Seventy-nine restaurants received stars in the 2024 edition of the global gastronomic guide, with seven receiving three stars.

Tsui said the main problem for high-end outlets was the rising operating cost for items such as manpower and food.

“There is no problem with these restaurants’ service quality. Those who work there, such as chefs and waiters, all take pride in their jobs and won’t compromise their professionalism,” he said.

“The problem now is the rising cost. A lot of investors have backed off, causing some upmarket restaurants to close as they suffered a lack of profit.”

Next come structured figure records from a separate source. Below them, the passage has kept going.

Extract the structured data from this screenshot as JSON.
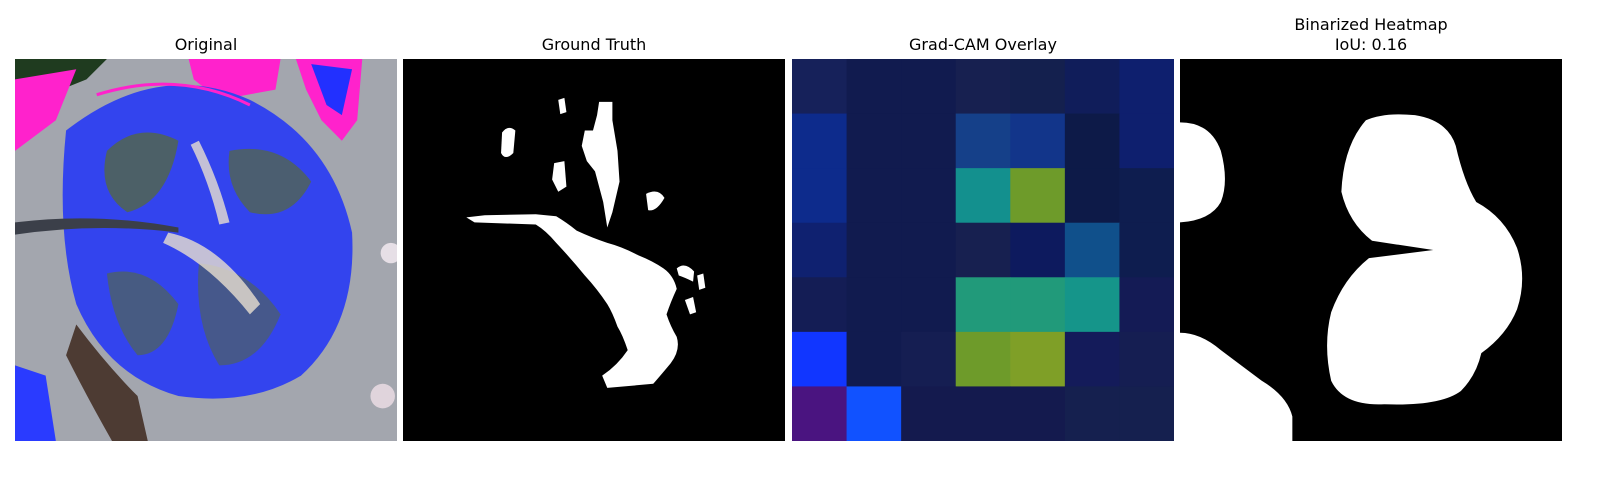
{
  "panels": [
    {
      "title": "Original"
    },
    {
      "title": "Ground Truth"
    },
    {
      "title": "Grad-CAM Overlay"
    },
    {
      "title_line1": "Binarized Heatmap",
      "title_line2": "IoU: 0.16"
    }
  ],
  "gradcam": {
    "rows": 7,
    "cols": 7,
    "cells": [
      [
        "#16215a",
        "#111b4f",
        "#111b4f",
        "#172050",
        "#14204e",
        "#101d5a",
        "#0e1f6e"
      ],
      [
        "#0d2b8c",
        "#111b4f",
        "#111b4f",
        "#154089",
        "#12358a",
        "#0d1a48",
        "#0e1f6e"
      ],
      [
        "#0d2b8c",
        "#111b4f",
        "#111b4f",
        "#13908e",
        "#6e9b2a",
        "#0d1a48",
        "#0e1d4f"
      ],
      [
        "#0f2170",
        "#111b4f",
        "#111b4f",
        "#172050",
        "#0d1a5e",
        "#10508b",
        "#0e1d4f"
      ],
      [
        "#141d55",
        "#111b4f",
        "#111b4f",
        "#219a7a",
        "#219a7a",
        "#15958a",
        "#141b55"
      ],
      [
        "#1136ff",
        "#111b4f",
        "#151e52",
        "#6e9b2a",
        "#7f9f27",
        "#141b5a",
        "#151e52"
      ],
      [
        "#4a1480",
        "#1152ff",
        "#141a4e",
        "#141a4e",
        "#141a4e",
        "#15204f",
        "#15204f"
      ]
    ]
  }
}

Catering staff need more training

Roberto Garrone, chief operation officer of Pirata Group, running a portfolio of 16 F&B brands in 26 venues including Pirata, The Optimist, TokyoLima, and Pici, said the restaurant scene was changing in Hong Kong and globally too.

The traditional idea of high-end dining guests lingering for hours had given way to shorter sittings of 90 minutes to two hours, with each course presented meticulously.

To maintain Hong Kong’s reputation as a gourmet paradise, he advised local eateries to focus on delivering “memorable experiences” to guests, by honing their staff’s professional skills to offer a welcoming and inclusive environment.

“As professionals in the hospitality industry, our primary goal should be to cultivate exceptional teams that are not only diverse but also well-trained in providing heartfelt and engaging experiences in a vibrant and enjoyable setting,” he said.

“By emphasising the importance of teamwork and continuous training, we can ensure that our staff members are equipped with the skills and knowledge necessary to deliver exceptional service to guests from all walks of life.”

Industry leader Simon Wong agreed it was necessary to step up training and said the trade would partner with the Employees Retraining Board (ERB) to roll out tailor-made courses for restaurant staff.

He also advised local workers to learn from their mainland counterparts who delivered better services.

“The interactions with patrons are very important. Local outlets can learn from their mainland counterparts about how to train and manage their workers,” he said.

The Tourism Board has also rolled out an eight-episode reality show as the first step to promote a citywide hospitality culture and quality services.

It said the Quality Tourism Services Scheme had put in place a new assessment by increasing the weighting of staff performance to recognise the importance of service qualities.

Entertainment tycoon Allan Zeman has urged stakeholders to improve or risk having more restaurants go out of business. Photo: Jonathan Wong

A spokesman for the Labour and Welfare Bureau said the ERB currently provided 50 courses related to catering to help the unemployed and eligible in-service employees obtain or upgrade their skills.

He said there were about 31,000 trainees in the 2023-24 financial year, and that the board had around 29,500 training places in 2024-25.

“The board will continue to work closely with relevant stakeholders … to provide suitable training based on the market demand,” he said.

Businessman Zeman urged industry stakeholders to analyse the problems and come up with ways to improve or risk having more restaurants go out of business.

“We really need to keep up the service quality of our catering industry. There are some good ones, but the bad ones are more than ever before,” he said. “We need to shape up, come up with new ideas and really catch up.”